Frequently Asked Questions

What is the VRAM for DeepSeek-R1-Distill-Qwen-32B?
About 20.5 GB at Q4_K_M, which fits a 24 GB RTX 4090 but leaves little room for long context. At Q8_0 it needs ~35 GB and at FP16 ~64 GB.
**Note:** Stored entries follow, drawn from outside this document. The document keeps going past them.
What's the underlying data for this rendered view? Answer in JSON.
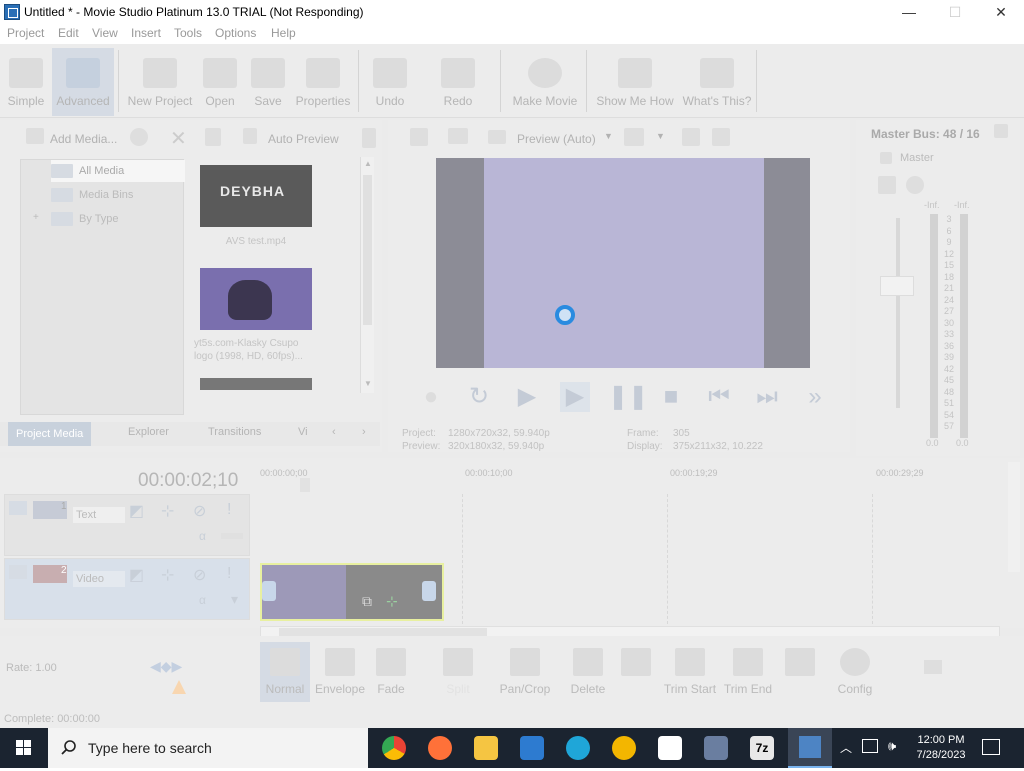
{
  "window": {
    "title": "Untitled * - Movie Studio Platinum 13.0 TRIAL (Not Responding)",
    "minimize": "—",
    "maximize": "☐",
    "close": "✕"
  },
  "menu": [
    "Project",
    "Edit",
    "View",
    "Insert",
    "Tools",
    "Options",
    "Help"
  ],
  "toolbar": {
    "simple": "Simple",
    "advanced": "Advanced",
    "new_project": "New Project",
    "open": "Open",
    "save": "Save",
    "properties": "Properties",
    "undo": "Undo",
    "redo": "Redo",
    "make_movie": "Make Movie",
    "show_me_how": "Show Me How",
    "whats_this": "What's This?"
  },
  "media": {
    "add_media": "Add Media...",
    "auto_preview": "Auto Preview",
    "tree": [
      "All Media",
      "Media Bins",
      "By Type"
    ],
    "tree_expander": "+",
    "items": [
      {
        "thumb_text": "DEYBHA",
        "caption": "AVS test.mp4"
      },
      {
        "caption": "yt5s.com-Klasky Csupo logo (1998, HD, 60fps)..."
      }
    ],
    "tabs": [
      "Project Media",
      "Explorer",
      "Transitions",
      "Vi"
    ]
  },
  "preview": {
    "mode": "Preview (Auto)",
    "project_label": "Project:",
    "project_value": "1280x720x32, 59.940p",
    "preview_label": "Preview:",
    "preview_value": "320x180x32, 59.940p",
    "frame_label": "Frame:",
    "frame_value": "305",
    "display_label": "Display:",
    "display_value": "375x211x32, 10.222"
  },
  "master": {
    "title": "Master Bus: 48 / 16",
    "label": "Master",
    "inf_left": "-Inf.",
    "inf_right": "-Inf.",
    "scale": [
      "3",
      "6",
      "9",
      "12",
      "15",
      "18",
      "21",
      "24",
      "27",
      "30",
      "33",
      "36",
      "39",
      "42",
      "45",
      "48",
      "51",
      "54",
      "57"
    ],
    "bottom_left": "0.0",
    "bottom_right": "0.0"
  },
  "timeline": {
    "timecode": "00:00:02;10",
    "ruler": [
      "00:00:00;00",
      "00:00:10;00",
      "00:00:19;29",
      "00:00:29;29"
    ],
    "tracks": [
      {
        "number": "1",
        "name": "Text"
      },
      {
        "number": "2",
        "name": "Video"
      }
    ]
  },
  "bottom": {
    "rate": "Rate: 1.00",
    "tools": [
      "Normal",
      "Envelope",
      "Fade",
      "Split",
      "Pan/Crop",
      "Delete",
      "Trim Start",
      "Trim End",
      "Config"
    ],
    "status": "Complete: 00:00:00"
  },
  "taskbar": {
    "search_placeholder": "Type here to search",
    "time": "12:00 PM",
    "date": "7/28/2023"
  }
}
How much does Q8_0 add over Q4_K_M?
Roughly 2× the VRAM. For most reasoning tasks the quality gain is marginal, so Q4_K_M is the better default unless you have spare VRAM.
Can I run the 70B distill on one GPU?
No. At ~42 GB (Q4_K_M) it exceeds any single consumer card. Use two 24 GB GPUs or a 48 GB workstation card.
Is the full DeepSeek-R1 on this table?
No. The full 671B R1 needs ~376–404 GB at Q4 and is datacenter-only. This cheatsheet covers the consumer-runnable distills (1.5B–70B).